Our Review Team Members love to read good books. Who doesn't? While they have been busy reviewing books they are also voting for their favourites each month. These books become finalists in our Book of the Year Awards. And they get our "Highly Recommended" Seal of Approval!
February Book of the Month
Embers in the London Sky by Sarah Sundin
London, 1940
As the German army invades the Netherlands in 1940, Aleida van der Zee Martens escapes to London to wait out the occupation. Separated from her three-year-old son, Theo, in the process, the young widow desperately searches for her little boy even as she works for an agency responsible for evacuating children to the countryside.
When German bombs set London ablaze, BBC radio correspondent Hugh Collingwood reports on the Blitz, eager to boost morale while walking the fine line between truth and censorship. But the Germans are not the only ones Londoners have to fear as a series of murders flame up amid the ashes.
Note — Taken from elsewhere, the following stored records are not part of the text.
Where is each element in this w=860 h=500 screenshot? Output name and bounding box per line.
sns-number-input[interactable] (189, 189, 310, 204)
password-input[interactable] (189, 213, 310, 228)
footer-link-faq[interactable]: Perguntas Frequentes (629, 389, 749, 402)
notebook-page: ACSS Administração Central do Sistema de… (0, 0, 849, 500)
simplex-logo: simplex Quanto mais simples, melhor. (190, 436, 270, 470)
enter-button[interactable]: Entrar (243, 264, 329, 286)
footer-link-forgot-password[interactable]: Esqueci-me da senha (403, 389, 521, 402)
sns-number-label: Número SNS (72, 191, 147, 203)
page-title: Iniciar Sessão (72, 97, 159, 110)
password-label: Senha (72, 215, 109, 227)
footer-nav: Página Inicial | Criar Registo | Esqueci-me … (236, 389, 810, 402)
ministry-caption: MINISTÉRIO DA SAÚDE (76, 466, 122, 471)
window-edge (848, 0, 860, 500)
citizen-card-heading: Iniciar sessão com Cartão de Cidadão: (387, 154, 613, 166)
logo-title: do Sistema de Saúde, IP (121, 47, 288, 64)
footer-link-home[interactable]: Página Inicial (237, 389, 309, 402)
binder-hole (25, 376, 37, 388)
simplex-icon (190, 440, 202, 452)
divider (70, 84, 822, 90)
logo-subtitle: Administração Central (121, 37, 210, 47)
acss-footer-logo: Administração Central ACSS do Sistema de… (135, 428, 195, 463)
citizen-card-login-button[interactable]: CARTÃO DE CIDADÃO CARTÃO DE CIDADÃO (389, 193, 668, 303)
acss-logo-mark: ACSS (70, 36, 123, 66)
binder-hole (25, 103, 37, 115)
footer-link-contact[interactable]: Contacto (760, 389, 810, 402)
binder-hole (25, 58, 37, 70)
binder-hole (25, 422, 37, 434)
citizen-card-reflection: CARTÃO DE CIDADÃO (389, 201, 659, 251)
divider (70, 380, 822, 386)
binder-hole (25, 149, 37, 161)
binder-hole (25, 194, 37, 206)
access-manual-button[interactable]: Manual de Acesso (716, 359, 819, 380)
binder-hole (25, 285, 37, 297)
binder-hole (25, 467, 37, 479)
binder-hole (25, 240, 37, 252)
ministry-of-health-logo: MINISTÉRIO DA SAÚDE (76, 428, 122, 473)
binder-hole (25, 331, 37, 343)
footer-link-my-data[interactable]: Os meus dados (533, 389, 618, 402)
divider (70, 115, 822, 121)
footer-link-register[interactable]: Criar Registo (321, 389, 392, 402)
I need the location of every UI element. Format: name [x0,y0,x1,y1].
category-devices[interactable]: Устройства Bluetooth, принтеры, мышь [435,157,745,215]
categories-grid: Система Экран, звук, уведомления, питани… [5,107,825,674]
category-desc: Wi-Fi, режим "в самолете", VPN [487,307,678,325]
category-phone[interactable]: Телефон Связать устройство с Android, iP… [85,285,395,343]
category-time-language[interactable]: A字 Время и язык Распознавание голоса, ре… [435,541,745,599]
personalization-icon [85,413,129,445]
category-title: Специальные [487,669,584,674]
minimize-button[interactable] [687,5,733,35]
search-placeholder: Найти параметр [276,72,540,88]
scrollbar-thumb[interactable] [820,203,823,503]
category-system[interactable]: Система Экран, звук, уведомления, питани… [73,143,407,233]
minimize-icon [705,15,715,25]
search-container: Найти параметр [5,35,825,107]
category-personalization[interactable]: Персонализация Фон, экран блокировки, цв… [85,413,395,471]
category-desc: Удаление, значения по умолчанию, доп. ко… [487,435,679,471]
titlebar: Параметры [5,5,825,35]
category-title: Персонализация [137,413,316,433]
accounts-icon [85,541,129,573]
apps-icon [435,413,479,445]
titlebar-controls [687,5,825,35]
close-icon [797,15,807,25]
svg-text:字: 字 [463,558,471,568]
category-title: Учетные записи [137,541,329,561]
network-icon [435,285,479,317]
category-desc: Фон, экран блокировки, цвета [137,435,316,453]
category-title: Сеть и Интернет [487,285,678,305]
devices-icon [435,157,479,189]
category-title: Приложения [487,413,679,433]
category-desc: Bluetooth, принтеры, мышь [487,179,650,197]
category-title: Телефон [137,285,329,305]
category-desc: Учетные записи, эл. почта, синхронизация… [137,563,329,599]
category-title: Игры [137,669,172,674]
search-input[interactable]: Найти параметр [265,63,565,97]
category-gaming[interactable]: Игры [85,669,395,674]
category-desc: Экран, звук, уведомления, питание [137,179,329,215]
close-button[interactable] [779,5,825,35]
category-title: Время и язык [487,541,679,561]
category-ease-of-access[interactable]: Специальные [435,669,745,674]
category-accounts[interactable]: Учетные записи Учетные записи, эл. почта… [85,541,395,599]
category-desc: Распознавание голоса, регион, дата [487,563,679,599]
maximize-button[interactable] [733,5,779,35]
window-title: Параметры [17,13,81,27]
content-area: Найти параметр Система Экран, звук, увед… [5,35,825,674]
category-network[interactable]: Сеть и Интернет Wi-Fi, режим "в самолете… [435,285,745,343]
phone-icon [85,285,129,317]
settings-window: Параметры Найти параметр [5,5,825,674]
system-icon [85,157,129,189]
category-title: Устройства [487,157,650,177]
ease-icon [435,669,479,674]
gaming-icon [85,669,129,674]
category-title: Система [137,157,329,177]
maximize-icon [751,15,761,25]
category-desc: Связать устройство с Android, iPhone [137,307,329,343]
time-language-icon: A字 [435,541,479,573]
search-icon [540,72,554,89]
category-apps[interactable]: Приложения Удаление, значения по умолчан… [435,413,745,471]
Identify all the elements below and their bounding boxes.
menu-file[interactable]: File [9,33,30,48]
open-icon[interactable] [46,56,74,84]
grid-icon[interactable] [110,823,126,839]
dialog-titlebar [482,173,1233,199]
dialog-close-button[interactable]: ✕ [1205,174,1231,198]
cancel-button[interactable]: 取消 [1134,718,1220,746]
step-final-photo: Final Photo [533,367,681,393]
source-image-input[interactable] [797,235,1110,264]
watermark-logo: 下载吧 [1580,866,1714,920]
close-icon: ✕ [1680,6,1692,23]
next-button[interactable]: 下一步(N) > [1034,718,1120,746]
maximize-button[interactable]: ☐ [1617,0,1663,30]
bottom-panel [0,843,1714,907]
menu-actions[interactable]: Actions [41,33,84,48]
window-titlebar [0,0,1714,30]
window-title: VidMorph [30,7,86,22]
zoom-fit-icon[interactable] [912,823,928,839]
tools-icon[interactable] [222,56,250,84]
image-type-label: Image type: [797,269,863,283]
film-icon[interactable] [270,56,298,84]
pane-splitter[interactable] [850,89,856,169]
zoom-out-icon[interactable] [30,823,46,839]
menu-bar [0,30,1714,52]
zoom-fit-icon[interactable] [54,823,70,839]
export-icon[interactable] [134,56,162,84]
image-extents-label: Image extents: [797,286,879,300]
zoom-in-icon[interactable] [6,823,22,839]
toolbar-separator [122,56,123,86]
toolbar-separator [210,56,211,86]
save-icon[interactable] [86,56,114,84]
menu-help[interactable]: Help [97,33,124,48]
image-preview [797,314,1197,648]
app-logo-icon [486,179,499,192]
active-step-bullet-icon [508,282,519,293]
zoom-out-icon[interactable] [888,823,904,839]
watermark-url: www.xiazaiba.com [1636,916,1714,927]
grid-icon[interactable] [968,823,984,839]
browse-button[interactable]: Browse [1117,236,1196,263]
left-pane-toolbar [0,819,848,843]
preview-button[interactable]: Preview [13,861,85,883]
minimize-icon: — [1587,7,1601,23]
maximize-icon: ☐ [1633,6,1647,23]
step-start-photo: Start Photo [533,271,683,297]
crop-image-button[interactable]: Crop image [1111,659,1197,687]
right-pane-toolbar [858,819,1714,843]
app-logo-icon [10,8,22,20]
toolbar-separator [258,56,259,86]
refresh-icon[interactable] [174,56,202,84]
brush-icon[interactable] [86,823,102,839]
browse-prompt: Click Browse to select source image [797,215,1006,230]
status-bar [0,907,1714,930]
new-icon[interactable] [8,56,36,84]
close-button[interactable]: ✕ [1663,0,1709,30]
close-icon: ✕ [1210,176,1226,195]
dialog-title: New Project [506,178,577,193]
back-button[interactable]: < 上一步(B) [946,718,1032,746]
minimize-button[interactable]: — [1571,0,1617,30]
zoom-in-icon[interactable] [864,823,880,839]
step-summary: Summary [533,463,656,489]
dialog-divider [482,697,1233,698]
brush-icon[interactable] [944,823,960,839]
The deaths hit close to home for Hugh, and Aleida needs his help to locate her missing son. As they work together, they grow closer and closer, both to each other and the answers they seek. But time is running short--and the worst is yet to come.
January Book of the Month
The Divine Proverb of Streusel by Sara Brunsvold
Shaken by her parents' divorce and discouraged by the growing chasm between herself and her serious boyfriend, Nikki Werner seeks solace at her uncle's farm in a small Missouri hamlet. She'll spend the summer there, picking up the pieces of her shattered present so she can plan a better future. But what awaits her at the ancestral farm is the past--one she barely knows.
Among her late grandmother's belongings, Nikki finds an old notebook filled with handwritten German recipes and wise sayings pulled from the book of Proverbs. With each recipe she makes, she invites locals to the family table to hear their stories about the town's history, her ancestors, and her estranged father.
What started as a cathartic way to connect to her heritage soon becomes the means through which she learns how the women before her endured--with the help of their cooking prowess and a healthy dollop of faith.